What came next is what Mason calls the credit freeze (which he pinpoints to August 7, 2007): a bank would look at their stack of toxic debt, and realized that if their trading partners had the same problem, they would not get back the money they had lent them. This lack of confidence was based on the fact that CDOs were layered, or structured, with debt possessing various levels of risk, and if the riskier debt was spread around (across the globe, actually), very few of the main players would be able to avoid the consequences of debt default. Soon short-term credit dried up, which made it more difficult to finance the long-term debt. This situation was compounded with a commodities bubble driven by speculation, which resulted in the global economy entering a period of both inflation (due to the increased price of oil and other commodities from August 2007 to September 2008) and tighter credit, and finally, the financial system melted down (pp. 99-117).

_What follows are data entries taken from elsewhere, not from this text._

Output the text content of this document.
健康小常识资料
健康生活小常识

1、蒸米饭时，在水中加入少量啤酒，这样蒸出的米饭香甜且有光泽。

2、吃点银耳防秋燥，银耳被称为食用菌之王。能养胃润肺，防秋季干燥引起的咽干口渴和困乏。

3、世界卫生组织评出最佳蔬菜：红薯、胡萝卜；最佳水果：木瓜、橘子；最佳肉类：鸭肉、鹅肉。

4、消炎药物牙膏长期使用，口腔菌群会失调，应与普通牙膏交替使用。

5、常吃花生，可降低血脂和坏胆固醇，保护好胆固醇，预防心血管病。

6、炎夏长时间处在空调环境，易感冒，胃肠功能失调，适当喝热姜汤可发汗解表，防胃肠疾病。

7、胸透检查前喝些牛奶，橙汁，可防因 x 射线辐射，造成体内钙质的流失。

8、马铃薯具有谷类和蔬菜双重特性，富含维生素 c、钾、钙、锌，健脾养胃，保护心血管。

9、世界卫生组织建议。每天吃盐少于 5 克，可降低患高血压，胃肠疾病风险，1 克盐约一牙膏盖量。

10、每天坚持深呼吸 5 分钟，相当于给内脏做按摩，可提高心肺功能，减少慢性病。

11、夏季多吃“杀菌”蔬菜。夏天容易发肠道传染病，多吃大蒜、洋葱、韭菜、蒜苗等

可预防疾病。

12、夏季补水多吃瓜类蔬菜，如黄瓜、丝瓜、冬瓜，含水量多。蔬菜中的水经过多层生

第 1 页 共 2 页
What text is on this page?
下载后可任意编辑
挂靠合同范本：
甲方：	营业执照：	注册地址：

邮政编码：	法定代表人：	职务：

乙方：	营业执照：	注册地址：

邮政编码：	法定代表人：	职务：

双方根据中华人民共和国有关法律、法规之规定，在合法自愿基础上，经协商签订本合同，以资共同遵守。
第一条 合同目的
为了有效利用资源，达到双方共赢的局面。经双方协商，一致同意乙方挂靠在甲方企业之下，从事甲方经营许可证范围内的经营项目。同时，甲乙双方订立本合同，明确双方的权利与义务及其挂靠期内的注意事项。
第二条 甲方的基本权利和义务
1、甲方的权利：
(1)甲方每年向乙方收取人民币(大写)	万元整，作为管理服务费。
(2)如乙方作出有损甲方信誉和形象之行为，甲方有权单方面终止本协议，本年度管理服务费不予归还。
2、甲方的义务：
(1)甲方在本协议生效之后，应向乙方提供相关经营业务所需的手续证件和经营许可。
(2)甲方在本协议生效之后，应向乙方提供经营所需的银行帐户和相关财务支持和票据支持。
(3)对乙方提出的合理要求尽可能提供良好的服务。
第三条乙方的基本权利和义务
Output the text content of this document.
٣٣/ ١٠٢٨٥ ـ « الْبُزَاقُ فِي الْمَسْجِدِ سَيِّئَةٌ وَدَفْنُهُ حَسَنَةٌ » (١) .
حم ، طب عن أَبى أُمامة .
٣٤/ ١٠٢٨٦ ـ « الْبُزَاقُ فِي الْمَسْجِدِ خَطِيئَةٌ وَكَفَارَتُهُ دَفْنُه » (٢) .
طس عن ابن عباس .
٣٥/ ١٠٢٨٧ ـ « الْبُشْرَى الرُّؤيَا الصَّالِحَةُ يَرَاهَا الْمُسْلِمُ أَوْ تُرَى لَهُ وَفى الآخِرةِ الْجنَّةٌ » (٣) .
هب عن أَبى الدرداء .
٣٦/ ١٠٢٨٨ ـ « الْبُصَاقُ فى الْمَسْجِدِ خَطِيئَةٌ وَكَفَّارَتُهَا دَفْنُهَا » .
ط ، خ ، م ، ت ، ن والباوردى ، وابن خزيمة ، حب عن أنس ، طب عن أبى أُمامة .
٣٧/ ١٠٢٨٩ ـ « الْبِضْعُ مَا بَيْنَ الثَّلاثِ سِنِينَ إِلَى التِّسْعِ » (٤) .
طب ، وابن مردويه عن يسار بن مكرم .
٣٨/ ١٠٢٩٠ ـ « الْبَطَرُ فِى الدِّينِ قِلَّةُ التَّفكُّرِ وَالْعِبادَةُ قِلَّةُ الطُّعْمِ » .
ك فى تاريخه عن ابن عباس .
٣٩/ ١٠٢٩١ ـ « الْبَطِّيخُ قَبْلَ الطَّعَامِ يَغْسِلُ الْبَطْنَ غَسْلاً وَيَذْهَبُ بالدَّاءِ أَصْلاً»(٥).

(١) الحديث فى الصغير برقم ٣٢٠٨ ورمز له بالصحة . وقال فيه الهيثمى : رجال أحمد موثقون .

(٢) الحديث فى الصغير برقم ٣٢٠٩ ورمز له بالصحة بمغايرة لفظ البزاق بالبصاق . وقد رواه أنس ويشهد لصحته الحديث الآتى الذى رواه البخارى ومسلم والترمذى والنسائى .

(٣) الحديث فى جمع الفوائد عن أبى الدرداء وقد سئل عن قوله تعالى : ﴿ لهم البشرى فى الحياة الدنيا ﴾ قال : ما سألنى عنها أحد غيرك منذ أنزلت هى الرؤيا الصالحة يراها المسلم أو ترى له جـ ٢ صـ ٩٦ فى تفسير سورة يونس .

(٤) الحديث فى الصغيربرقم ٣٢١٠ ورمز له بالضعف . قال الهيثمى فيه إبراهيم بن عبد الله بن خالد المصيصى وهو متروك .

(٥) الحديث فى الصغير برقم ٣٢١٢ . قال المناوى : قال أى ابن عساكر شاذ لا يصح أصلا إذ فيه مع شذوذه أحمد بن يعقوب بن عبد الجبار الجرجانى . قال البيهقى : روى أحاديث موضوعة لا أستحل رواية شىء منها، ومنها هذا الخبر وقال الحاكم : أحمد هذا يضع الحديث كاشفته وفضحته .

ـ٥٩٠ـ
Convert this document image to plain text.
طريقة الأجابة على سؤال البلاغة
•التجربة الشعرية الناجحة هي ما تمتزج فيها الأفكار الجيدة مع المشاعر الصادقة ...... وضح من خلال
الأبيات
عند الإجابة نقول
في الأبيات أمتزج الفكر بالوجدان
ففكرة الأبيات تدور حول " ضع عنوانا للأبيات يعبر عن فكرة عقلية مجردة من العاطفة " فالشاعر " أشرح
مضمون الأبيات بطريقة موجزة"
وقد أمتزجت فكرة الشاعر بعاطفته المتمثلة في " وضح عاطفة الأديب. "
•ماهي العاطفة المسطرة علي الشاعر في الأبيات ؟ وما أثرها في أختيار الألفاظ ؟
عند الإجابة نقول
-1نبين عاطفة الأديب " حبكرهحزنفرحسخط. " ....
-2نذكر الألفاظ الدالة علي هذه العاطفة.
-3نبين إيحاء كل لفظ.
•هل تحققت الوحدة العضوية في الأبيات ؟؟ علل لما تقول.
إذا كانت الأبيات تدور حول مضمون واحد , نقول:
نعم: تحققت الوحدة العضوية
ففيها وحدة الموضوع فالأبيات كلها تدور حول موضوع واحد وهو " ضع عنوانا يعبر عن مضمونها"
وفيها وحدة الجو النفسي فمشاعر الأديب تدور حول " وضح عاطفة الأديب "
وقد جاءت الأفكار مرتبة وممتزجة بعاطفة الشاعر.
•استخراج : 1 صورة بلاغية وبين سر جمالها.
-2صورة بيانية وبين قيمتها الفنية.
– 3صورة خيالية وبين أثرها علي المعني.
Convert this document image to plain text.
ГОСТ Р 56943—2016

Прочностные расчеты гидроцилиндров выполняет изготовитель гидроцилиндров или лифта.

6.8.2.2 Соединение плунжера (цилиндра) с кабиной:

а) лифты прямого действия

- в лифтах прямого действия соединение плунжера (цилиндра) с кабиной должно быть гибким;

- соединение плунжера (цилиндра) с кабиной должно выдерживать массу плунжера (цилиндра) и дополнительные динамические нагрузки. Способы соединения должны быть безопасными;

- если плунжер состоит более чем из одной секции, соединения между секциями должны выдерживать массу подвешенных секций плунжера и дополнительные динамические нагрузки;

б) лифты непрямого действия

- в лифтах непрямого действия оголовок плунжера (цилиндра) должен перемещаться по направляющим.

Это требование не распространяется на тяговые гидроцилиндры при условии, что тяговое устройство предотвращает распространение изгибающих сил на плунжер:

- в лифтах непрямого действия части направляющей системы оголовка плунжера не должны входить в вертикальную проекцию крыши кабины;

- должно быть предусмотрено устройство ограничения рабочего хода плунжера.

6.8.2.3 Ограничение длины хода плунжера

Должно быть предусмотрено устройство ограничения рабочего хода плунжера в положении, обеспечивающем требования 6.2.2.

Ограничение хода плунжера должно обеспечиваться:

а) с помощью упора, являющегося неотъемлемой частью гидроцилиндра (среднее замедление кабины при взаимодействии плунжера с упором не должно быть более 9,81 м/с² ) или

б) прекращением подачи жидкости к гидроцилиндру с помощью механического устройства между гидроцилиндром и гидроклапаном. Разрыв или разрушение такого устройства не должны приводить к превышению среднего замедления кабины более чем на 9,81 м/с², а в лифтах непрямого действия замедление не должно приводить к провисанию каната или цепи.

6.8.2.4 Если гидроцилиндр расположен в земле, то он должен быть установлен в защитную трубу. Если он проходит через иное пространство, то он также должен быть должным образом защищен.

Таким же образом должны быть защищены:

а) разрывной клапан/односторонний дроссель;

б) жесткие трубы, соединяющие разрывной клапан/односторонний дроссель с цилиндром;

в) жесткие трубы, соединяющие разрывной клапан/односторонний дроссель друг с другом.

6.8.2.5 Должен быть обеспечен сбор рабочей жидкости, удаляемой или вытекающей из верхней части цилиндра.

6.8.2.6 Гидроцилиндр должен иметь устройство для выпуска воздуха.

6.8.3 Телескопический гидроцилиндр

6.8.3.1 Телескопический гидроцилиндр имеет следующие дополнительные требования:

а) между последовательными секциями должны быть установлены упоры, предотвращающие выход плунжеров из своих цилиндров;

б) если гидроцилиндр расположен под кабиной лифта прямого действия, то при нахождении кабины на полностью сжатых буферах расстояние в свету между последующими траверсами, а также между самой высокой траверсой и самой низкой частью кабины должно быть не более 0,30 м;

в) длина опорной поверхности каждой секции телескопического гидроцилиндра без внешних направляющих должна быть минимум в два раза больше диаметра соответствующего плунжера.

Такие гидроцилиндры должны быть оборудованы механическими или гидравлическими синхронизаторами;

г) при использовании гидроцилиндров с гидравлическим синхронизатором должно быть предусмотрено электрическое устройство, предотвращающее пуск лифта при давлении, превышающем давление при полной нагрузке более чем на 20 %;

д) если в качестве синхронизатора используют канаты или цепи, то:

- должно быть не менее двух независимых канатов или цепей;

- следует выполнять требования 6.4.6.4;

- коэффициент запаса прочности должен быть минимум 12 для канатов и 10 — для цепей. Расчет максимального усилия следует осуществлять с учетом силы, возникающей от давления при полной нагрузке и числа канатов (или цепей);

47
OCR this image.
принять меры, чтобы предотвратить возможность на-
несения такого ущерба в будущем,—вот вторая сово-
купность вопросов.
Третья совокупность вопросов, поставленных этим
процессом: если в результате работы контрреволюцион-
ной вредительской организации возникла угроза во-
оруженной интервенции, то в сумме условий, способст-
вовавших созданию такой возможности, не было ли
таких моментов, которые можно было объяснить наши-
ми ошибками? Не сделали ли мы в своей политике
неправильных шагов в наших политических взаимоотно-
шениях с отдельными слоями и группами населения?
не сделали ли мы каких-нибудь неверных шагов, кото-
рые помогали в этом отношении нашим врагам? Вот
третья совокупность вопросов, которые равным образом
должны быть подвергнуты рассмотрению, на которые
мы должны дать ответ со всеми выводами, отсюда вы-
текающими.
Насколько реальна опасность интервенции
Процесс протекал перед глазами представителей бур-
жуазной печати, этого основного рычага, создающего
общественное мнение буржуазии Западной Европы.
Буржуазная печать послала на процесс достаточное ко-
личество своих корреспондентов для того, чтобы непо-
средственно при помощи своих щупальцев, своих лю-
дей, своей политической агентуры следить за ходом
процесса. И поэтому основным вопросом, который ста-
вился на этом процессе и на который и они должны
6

Overall, Mason's analyses are clear and critical. Perhaps the most obvious shortcoming of Meltdown is his confidence that we have reached an 'end of the age of greed.' For Mason, the partial nationalization of banks is evidence that neoliberal ideology, with its emphasis on minimal government intervention in the market has been discredited. But, as David Harvey argues, in practice proponents of neoliberalism don't mind if private risk is shifted to the public. Perhaps this sounds familiar:
neoliberal states typically favor the integrity of the financial system and the solvency of financial institutions over the well-being of the population or environmental quality (pp. 70-71).Does that sound similar to any country's bailout plan that we can think of? Only a year after the the meltdown began and, apparently, as the headline says, "Credit Swaps Lose Stigma as Confidence Returns." Revisionism has already begun:
“A functioning credit-default swaps market contributes to more efficient extension of credit” by giving investors and lenders confidence that the industry won’t implode, said Alexander Yavorsky, a senior analyst at Moody’s Investors Service in New York. The consequences of Lehman’s failure “were astronomical, broadly speaking, but the CDS market worked well,” he said.Worked well, of course, for those who continue to profit, but the rest of us? Must have something to do with the "astronomical" part. So apparently, those in the industry haven't really learned their lesson, requiring, as Mason points out, state intervention and stricter, even more aggressive regulation. But it is not an end to the age of greed. Neoliberal practice does not abhor a crisis, in fact, crises (as Mason observes) are built into the system. Yet the term 'greed' makes it sound the meltdown was the product of ill behaving individuals, when, as Harvey argues, the transfer of wealth from the state and world's poor to the world's richest is part of the design of neoliberalism itself. The first step to a more egalitarian system, aside from regulation, is to close the revolving door between finance capitalism and government, a move neither party in the USA seems able or willing to do.